Sounds like you've settled now, but for future reference, I've wired up that exact same pickup combination many times, and depending on the guitar and player—playing style, tuning used, string gauge used, woods, etc—I install them with either a 300k and a 500k pot, or double 500k pots. I can't think of a time that I have or would ever use either 250k or 1meg pots with that pickup combination.
The A2P is a much lighter and clearer pickup than many people assume, so my pick for that is always the traditional combination of a 300k volume pot and a 500k tone pot.
The Custom Custom has been wrongly represented by Seymour Duncan for many years, but people are now starting to get a better idea of how it actually sounds: take the Pearly Gates, up the output to 150%, and you've got the Custom Custom. For people using lighter strings and more classic amps, a 300k volume pot works fine, but for users of medium or heavy strings and/or oversaturated amps, I wire the Custom Custom with 500k pots for both controls.
In cases where the pickups will share controls, I typically allow the Custom Custom to decide whether the volume is a 300k or 500k pot; it's usually preferable to accept a little added brightness on a neck pickup than to have a slightly muddier bridge pickup, so if the Custom Custom demands double 500k pots, that's what the A2P will just have to put up with.
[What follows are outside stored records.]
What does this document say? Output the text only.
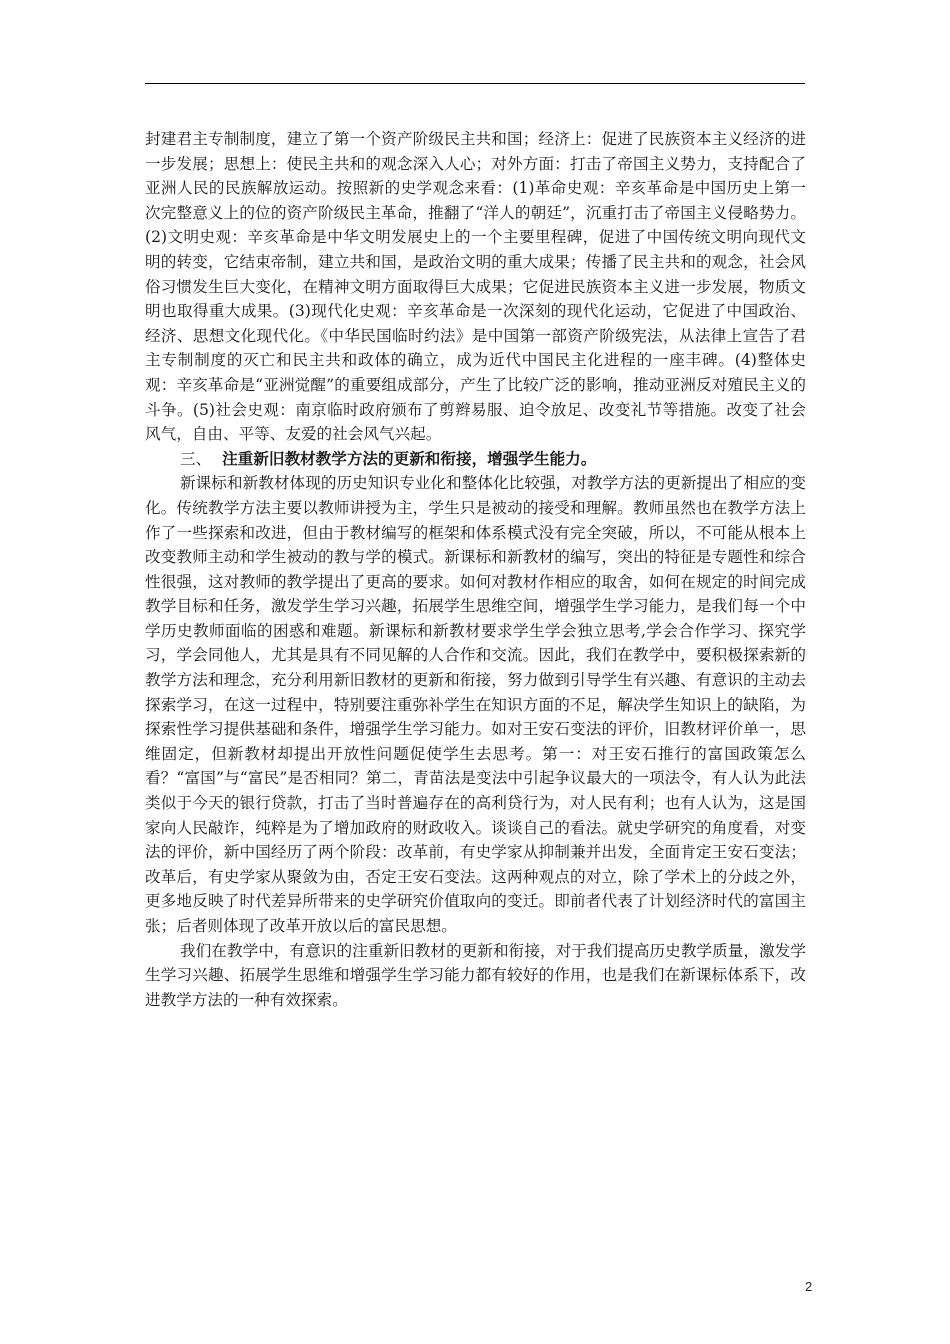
封建君主专制制度，建立了第一个资产阶级民主共和国；经济上：促进了民族资本主义经济的进一步发展；思想上：使民主共和的观念深入人心；对外方面：打击了帝国主义势力，支持配合了亚洲人民的民族解放运动。按照新的史学观念来看：(1)革命史观：辛亥革命是中国历史上第一次完整意义上的位的资产阶级民主革命，推翻了“洋人的朝廷”，沉重打击了帝国主义侵略势力。(2)文明史观：辛亥革命是中华文明发展史上的一个主要里程碑，促进了中国传统文明向现代文明的转变，它结束帝制，建立共和国，是政治文明的重大成果；传播了民主共和的观念，社会风俗习惯发生巨大变化，在精神文明方面取得巨大成果；它促进民族资本主义进一步发展，物质文明也取得重大成果。(3)现代化史观：辛亥革命是一次深刻的现代化运动，它促进了中国政治、经济、思想文化现代化。《中华民国临时约法》是中国第一部资产阶级宪法，从法律上宣告了君主专制制度的灭亡和民主共和政体的确立，成为近代中国民主化进程的一座丰碑。(4)整体史观：辛亥革命是“亚洲觉醒”的重要组成部分，产生了比较广泛的影响，推动亚洲反对殖民主义的斗争。(5)社会史观：南京临时政府颁布了剪辫易服、迫令放足、改变礼节等措施。改变了社会风气，自由、平等、友爱的社会风气兴起。

三、 注重新旧教材教学方法的更新和衔接，增强学生能力。

新课标和新教材体现的历史知识专业化和整体化比较强，对教学方法的更新提出了相应的变化。传统教学方法主要以教师讲授为主，学生只是被动的接受和理解。教师虽然也在教学方法上作了一些探索和改进，但由于教材编写的框架和体系模式没有完全突破，所以，不可能从根本上改变教师主动和学生被动的教与学的模式。新课标和新教材的编写，突出的特征是专题性和综合性很强，这对教师的教学提出了更高的要求。如何对教材作相应的取舍，如何在规定的时间完成教学目标和任务，激发学生学习兴趣，拓展学生思维空间，增强学生学习能力，是我们每一个中学历史教师面临的困惑和难题。新课标和新教材要求学生学会独立思考,学会合作学习、探究学习，学会同他人，尤其是具有不同见解的人合作和交流。因此，我们在教学中，要积极探索新的教学方法和理念，充分利用新旧教材的更新和衔接，努力做到引导学生有兴趣、有意识的主动去探索学习，在这一过程中，特别要注重弥补学生在知识方面的不足，解决学生知识上的缺陷，为探索性学习提供基础和条件，增强学生学习能力。如对王安石变法的评价，旧教材评价单一，思维固定，但新教材却提出开放性问题促使学生去思考。第一：对王安石推行的富国政策怎么看？“富国”与“富民”是否相同？第二，青苗法是变法中引起争议最大的一项法令，有人认为此法类似于今天的银行贷款，打击了当时普遍存在的高利贷行为，对人民有利；也有人认为，这是国家向人民敲诈，纯粹是为了增加政府的财政收入。谈谈自己的看法。就史学研究的角度看，对变法的评价，新中国经历了两个阶段：改革前，有史学家从抑制兼并出发，全面肯定王安石变法；改革后，有史学家从聚敛为由，否定王安石变法。这两种观点的对立，除了学术上的分歧之外，更多地反映了时代差异所带来的史学研究价值取向的变迁。即前者代表了计划经济时代的富国主张；后者则体现了改革开放以后的富民思想。

我们在教学中，有意识的注重新旧教材的更新和衔接，对于我们提高历史教学质量，激发学生学习兴趣、拓展学生思维和增强学生学习能力都有较好的作用，也是我们在新课标体系下，改进教学方法的一种有效探索。

2
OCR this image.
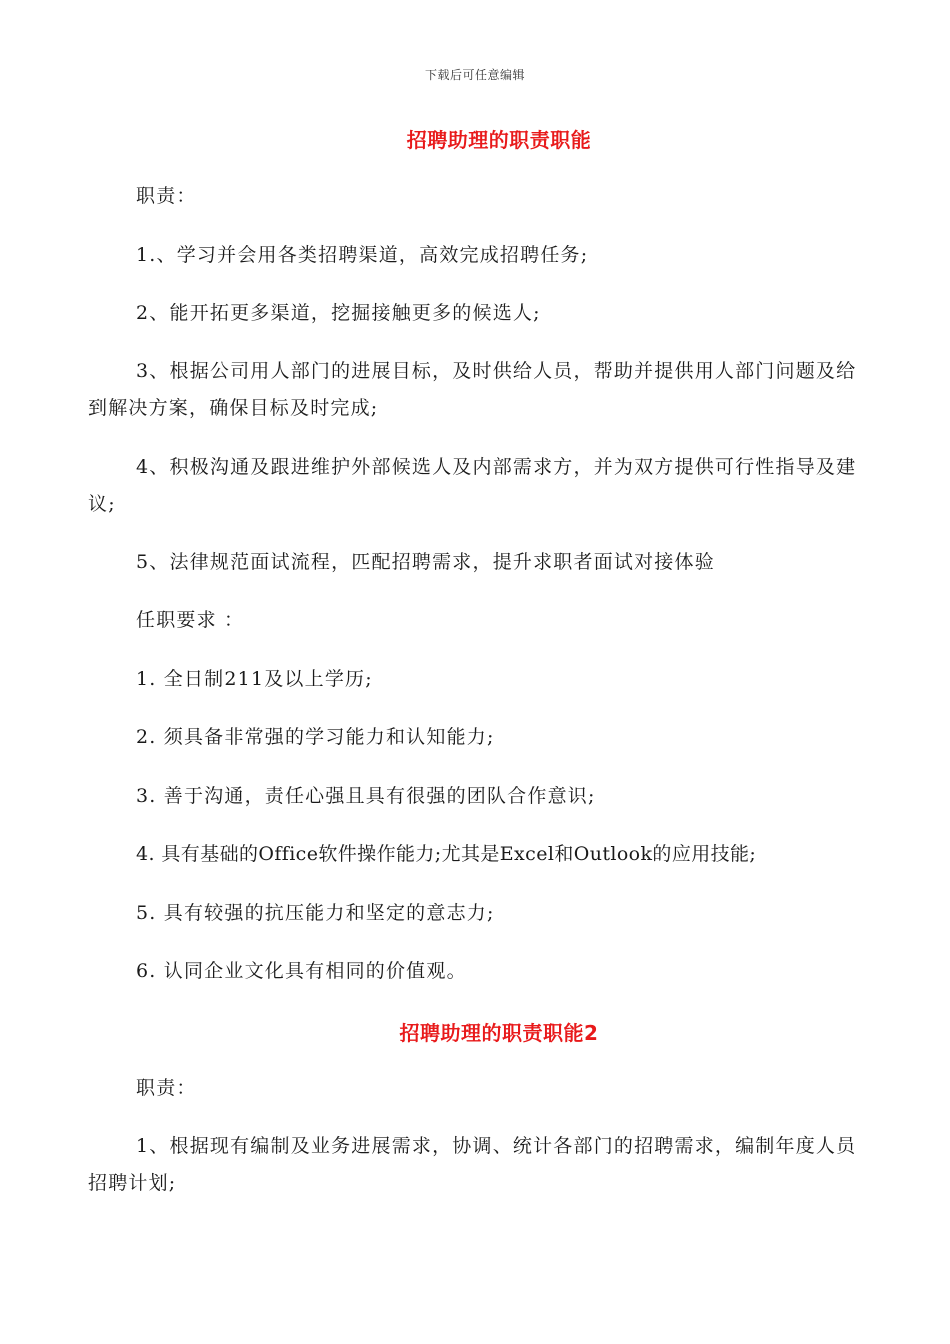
下载后可任意编辑
招聘助理的职责职能
职责：
1.、学习并会用各类招聘渠道，高效完成招聘任务;
2、能开拓更多渠道，挖掘接触更多的候选人;
3、根据公司用人部门的进展目标，及时供给人员，帮助并提供用人部门问题及给到解决方案，确保目标及时完成;
4、积极沟通及跟进维护外部候选人及内部需求方，并为双方提供可行性指导及建议;
5、法律规范面试流程，匹配招聘需求，提升求职者面试对接体验
任职要求 ：
1. 全日制211及以上学历;
2. 须具备非常强的学习能力和认知能力;
3. 善于沟通，责任心强且具有很强的团队合作意识;
4. 具有基础的Office软件操作能力;尤其是Excel和Outlook的应用技能;
5. 具有较强的抗压能力和坚定的意志力;
6. 认同企业文化具有相同的价值观。
招聘助理的职责职能2
职责：
1、根据现有编制及业务进展需求，协调、统计各部门的招聘需求，编制年度人员招聘计划;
As line6man says, 1meg pots aren't a great idea because the taper is so inconsistent, even with a linear pot. Even if people want the increased treble and output from higher-resistence pots, I always recommend using a 'no load' pot instead, which is a 250k or 500k pot that simply clicks 'off' at 10, or a bypass switch, rather than using a 1meg pot.
250k pots can be okay with the bridge version of the A2P, when used with an HSS pickup arrangement. It's just clear enough for it. I wouldn't put a 250k pot on the neck version, though, and I'd absolutely never use a 250k pot with the Custom Custom; you may as well roll the treble on your amp all the way to 0.